From: martin rudalics
Subject: bug#14233: 24.3; Don't constrain frame size to character multiples
Date: Sat, 20 Apr 2013 15:38:50 +0200

>> There are some subtle issues.  Suppose I now have two adjacent windows
>> each 200 pixels high.  I have to give these windows suitable line
>> heights.  Giving them both either 12 lines or 13 lines will break
>> calculations based on the return values of `window-edges'.
>
> What will break?

It will break tests for adjacency of windows based on checking whether
the bottom/right edge of a window equals the top/left edge of another
window.

> Is it possible to avoid the breakage without
> imposing arbitrary restrictions on pixel dimensions of windows?

One can check whether pixel-edges are equal.  In any case, if we want
pixelwise resizing, there can't be any restrictions on window sizes.

>> But on Windows the toolbar is included in the frame's text height and
>> sometimes even the menubar is.  And the display margins, whether outside
>> or inside the fringes, are part of the text width.  Aren't these mental
>> dissonances as well?
>
> No, because a tool bar is just another window (albeit a special one).

Which usually doesn't display text.  Also the frame's internal border is
drawn in between toolbar and the frame's root window, so the frame's
text area is not necessarily contiguous vertically.  Dissonant IMHO.

> As for display margins, they do display text, don't they?

IIUC they could display anything fringes can display - I don't see the
basic difference.  And, as you say below, they are drawn by default
outside the fringes (probably because otherwise continuation glyphs
would be too far away) so the frame's text area is not necessarily
horizontally contiguous either.  Very dissonant IMHO.

> It could be that the fringes are included because of the display
> margins outside the fringes configuration (which is the default).

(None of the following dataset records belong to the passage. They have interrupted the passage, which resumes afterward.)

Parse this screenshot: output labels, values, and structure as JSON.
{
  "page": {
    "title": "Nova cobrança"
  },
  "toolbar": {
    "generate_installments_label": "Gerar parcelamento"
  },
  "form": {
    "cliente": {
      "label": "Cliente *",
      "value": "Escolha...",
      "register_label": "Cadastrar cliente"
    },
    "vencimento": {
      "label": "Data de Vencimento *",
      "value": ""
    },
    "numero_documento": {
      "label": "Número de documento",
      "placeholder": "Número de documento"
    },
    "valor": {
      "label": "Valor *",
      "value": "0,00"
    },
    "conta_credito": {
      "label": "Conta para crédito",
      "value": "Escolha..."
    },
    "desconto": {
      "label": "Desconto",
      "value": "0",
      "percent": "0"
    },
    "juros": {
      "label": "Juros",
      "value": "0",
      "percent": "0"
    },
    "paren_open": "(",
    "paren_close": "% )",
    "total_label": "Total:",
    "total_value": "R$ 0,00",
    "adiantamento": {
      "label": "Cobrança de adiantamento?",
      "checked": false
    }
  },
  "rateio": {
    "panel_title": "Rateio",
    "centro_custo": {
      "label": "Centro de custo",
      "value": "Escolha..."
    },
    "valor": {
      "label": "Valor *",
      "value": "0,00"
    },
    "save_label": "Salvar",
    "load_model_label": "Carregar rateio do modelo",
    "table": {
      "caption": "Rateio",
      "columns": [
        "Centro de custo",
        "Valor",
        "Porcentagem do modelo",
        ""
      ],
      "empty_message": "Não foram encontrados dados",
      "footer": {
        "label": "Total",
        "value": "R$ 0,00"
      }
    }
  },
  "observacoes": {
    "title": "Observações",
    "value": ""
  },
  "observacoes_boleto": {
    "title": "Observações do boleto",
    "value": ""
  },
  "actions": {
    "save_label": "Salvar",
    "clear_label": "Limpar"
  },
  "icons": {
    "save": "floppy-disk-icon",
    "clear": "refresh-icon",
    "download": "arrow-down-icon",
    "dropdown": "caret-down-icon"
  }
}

I'm missing you here.  The default is to draw, in this order, a
scrollbar which is not part of the text area, a margin which is part of
the text area, a fringe which is not, the window proper which is, ...

> If
> that is the case, then perhaps we should leave this alone, although it
> feels wrong.

I'd tend to say that we could make life easier for those who want to
position two Emacs frames on screen in some accordance (look at the
tribulations of `dframe-reposition-frame-emacs', for example).  All this
"a frame's width is the width of its text area" stuff is only a
hindrance in this regard.

BTW, I've never been able to understand the manuals and doc-strings in
this regard.  Consider the doc-string of `set-frame-width': "Specify
that the frame FRAME has COLS columns."  Or its manual entry: "This
function sets the width of FRAME, measured in characters."